Suara.com - Calon Kepala BIN Sutiyoso memaparkan visinya dalam uji kelayakan (fit and proper test) calon kepala Badan Intelijen Negara (KaBIN) di Komisi I DPR, Jakarta, Selasa (30/6/2015). Sutiyoso memaparkan, dirinya ingin membangun BIN yang tangguh dan profesional serta mampu menyediakan informasi intelijen secara cepat tepat dan akurat dalam rangka deteksi dini dan peringatan dini untuk mencegah penangkal dan menanggulangi segala bentuk ancaman yang membahayakan eksistensi keutuhan dan kepentingan nasional.
"BIN yang tangguh dan profesional itu tentu dengan semua aspek mulai dari struktur organisasinya sumber daya, kegiatan dan operasinya hingga perlatannya. Sehingga semua harus dibangun secara modern maju dan sejalan dengan standar terbaik di dunia. Ketangguhan dan profesionalisme tersebut sangat multak dibutuhkan guna menghasilkan intelijen negara yang cepat tepat dan akurat. Dan 3 unsur ini harus dipunya secara simultan," kata Sutiyoso dalam rapat, di Komisi I, Jakarta, Selasa (30/6/2015).
Selain itu, Sutiyoso juga menyampaikan 11 butir misi, mulai dari penguatan koordinasi intelijen negara hingga modernisasi peralatan.

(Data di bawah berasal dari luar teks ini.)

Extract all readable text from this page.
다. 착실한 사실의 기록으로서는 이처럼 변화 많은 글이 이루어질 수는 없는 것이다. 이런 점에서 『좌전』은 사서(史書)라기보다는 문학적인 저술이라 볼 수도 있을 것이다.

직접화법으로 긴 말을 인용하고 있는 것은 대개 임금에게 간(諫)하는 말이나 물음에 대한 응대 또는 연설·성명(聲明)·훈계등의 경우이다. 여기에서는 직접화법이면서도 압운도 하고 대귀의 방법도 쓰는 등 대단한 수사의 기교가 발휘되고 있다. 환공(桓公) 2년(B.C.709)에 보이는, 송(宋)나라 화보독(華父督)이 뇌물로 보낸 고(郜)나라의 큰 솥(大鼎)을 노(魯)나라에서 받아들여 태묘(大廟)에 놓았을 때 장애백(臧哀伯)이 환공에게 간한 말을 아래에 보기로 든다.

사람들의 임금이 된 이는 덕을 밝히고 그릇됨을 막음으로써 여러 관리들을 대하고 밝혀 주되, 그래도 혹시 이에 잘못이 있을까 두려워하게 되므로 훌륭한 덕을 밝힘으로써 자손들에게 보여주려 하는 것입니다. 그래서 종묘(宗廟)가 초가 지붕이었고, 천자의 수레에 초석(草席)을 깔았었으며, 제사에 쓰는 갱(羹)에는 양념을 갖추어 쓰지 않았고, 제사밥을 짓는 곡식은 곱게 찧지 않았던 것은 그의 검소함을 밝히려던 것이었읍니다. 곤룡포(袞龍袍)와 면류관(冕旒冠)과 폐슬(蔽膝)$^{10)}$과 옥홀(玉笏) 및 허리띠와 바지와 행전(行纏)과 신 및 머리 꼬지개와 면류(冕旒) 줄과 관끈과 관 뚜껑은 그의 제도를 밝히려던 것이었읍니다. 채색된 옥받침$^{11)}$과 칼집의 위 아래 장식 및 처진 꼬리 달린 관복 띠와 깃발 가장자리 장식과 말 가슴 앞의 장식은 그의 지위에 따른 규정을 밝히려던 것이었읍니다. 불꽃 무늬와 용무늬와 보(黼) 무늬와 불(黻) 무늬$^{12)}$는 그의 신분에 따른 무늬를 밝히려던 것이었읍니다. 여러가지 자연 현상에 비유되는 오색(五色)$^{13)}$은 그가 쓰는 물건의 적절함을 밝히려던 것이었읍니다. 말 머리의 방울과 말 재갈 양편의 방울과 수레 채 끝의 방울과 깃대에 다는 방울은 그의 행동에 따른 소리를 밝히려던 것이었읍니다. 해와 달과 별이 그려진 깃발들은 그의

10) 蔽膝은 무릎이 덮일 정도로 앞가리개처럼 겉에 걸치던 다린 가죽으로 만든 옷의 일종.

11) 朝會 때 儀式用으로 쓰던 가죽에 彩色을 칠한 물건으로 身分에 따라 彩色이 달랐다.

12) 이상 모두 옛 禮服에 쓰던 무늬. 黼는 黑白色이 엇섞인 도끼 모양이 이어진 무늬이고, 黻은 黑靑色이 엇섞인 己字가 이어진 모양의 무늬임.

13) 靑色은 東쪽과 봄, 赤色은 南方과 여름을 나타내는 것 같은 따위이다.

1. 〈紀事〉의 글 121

Sedangkan, untuk program yang dirumuskan ada 8, di mana salah satunya adalah penguatan kelembagaan BIN yang meliputi 7 bagian.
Sutiyoso mengatakan, dirinya siap menjabat sebagai KaBIN dan sudah resmi mundur dari jabatannya di Partai Keadilan dan Persatuan Indonesia (PKPI).
"Sejak 15 Juni 2015 secara resmi telah mengundurkan diri dari ketum PKPI. Ketika saya dipanggil presiden pada tanggal 8 Juni untuk dicalonkan cakabin saya langsung menyampaikan ke beliau bahwa saya akan segera mundur dari PKPI. Bagi saya bangsa dan negara harus ditempatkan di atas kepentingan politik/golongan. Ini adalah harga mati yang tidak bisa ditawar lagi," katanya.
Setelah memaparkan visi, rapat dilanjutkan secara tertutup. Ketua Komisi I Mahfudz Siddiq mengetuk palu dan meminta waktu skors untuk mengosongkan ruang rapat.
"(Visi) ini menunjukan pengalaman beliau orang yang lama di intelijen. Nah, Biasanya, kalau bicara misi itu makin canggih, dan pertanyaan akan makin njelimet. Karenanya, misi dan program tertutup karena pertimbangan kerahasiaan dan sensitivitas keamanan," kata Mahfudz.